In the scenario of one of the poetically-uninitiated being deeply moved by a greeting card poem that might lead a more exerienced poet to wince, I applaud the deep feeling and genuine experience of the moment. I cannot however applaud the lowest-common-denominator urge that resists the possibility that that same person COULD have had an equally moving moment from an even-slightly-better-written poem. I just don't think that even the greeting card industry should be excused from improving the quality of their poetic product; jsut because it's a throwaway bit of fluff doesn't mean they should be excused for not writing to a higher standard. That opinion is shared by none other than Stan Freberg, who made quite a mark on advertising in his day, and who still has opinions about quality.

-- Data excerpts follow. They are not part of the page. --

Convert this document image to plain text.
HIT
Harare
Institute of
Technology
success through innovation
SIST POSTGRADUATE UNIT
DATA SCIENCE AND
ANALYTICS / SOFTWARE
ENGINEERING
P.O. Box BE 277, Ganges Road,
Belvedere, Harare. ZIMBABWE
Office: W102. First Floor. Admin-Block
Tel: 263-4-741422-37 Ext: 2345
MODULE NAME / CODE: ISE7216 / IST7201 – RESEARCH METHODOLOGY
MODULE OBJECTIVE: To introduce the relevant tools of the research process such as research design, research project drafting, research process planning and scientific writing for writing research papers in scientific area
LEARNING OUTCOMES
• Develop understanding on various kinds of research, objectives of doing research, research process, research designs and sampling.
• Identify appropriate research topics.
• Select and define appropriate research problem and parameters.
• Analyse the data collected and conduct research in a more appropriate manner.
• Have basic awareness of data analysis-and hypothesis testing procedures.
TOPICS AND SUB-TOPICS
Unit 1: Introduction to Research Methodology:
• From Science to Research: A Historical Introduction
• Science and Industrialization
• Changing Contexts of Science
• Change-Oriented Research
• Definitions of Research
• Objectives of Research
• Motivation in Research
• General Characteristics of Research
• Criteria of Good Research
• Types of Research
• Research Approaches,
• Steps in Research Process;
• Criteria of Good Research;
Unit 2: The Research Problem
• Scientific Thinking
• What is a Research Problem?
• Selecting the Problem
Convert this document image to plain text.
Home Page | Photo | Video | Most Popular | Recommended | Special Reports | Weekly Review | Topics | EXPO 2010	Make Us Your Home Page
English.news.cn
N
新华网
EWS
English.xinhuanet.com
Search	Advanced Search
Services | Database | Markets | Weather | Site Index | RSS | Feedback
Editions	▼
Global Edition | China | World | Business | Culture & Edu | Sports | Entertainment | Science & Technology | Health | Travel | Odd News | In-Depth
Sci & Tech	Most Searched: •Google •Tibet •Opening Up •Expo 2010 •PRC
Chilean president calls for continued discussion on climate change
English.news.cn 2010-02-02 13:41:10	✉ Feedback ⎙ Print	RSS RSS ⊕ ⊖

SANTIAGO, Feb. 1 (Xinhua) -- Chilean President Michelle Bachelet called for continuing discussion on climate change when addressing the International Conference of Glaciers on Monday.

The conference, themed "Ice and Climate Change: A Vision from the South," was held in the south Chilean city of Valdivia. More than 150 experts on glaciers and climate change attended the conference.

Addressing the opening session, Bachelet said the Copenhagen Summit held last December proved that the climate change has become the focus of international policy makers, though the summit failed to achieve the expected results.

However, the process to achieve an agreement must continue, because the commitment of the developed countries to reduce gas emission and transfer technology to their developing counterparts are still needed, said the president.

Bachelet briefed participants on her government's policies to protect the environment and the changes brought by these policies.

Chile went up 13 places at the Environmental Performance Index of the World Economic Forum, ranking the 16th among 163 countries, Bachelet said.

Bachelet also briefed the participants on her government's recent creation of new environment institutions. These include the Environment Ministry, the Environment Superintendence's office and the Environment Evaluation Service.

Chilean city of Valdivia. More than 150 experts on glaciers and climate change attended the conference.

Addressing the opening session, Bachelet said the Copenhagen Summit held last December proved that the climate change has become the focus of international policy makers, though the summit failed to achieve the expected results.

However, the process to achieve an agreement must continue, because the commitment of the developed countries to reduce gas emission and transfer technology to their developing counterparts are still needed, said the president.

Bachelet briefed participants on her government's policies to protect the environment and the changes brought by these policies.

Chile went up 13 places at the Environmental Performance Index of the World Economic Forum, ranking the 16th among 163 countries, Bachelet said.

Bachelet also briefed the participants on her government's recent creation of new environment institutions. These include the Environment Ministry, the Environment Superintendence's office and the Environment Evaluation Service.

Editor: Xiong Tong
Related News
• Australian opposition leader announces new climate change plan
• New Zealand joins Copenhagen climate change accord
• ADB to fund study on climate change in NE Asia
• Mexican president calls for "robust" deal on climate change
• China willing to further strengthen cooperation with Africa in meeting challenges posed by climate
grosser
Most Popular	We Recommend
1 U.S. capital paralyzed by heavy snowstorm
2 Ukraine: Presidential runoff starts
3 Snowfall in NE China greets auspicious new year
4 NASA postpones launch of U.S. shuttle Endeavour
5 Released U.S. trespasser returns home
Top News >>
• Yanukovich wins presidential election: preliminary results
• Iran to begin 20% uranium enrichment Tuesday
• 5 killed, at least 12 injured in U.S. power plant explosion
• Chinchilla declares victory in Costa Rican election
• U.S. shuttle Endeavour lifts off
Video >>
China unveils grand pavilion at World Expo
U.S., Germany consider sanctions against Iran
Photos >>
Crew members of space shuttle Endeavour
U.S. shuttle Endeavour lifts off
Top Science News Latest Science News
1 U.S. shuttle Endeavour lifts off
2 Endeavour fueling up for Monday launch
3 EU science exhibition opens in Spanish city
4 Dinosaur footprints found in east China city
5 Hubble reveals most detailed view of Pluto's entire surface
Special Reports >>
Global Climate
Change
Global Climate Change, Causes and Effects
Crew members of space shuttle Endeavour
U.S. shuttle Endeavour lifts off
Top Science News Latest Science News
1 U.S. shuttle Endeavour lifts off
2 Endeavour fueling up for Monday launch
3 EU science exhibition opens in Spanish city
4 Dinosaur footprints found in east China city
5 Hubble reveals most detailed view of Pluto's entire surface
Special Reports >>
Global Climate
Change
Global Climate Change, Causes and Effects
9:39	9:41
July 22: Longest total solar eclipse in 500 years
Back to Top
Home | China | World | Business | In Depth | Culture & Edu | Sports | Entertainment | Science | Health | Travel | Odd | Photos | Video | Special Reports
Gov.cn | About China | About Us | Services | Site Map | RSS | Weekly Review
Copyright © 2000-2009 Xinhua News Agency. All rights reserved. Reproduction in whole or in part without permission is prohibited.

Then again, the annals of the history of poetry are filled with lots mediocre writing about cheap sentimentality, so I do agree that picking on greeting cards per se may not be fair, when there are so many equivalent examples published both online and in otherwise-reputable print journals. Nor did the desktop publishing revolution lead to a vast amount of great literature being suddenly available; rather, the full impact of Sturgeon's Law became obvious to even the uninitiated.
I guess my bottom line on it is, write to the highest level possible, and even when picking out a greeting card to give to someone (or in these days of DTP, when you make one yourself), don't settle for third-rate.
I like you way you described the other issue as "internecine quarrels" between various "schools" of poetry. That's a really good way to put it. I completely agree that such warfare is a waste of energy. The best way to avoid it, in my opinion, is to not engage in it, even just ignore it.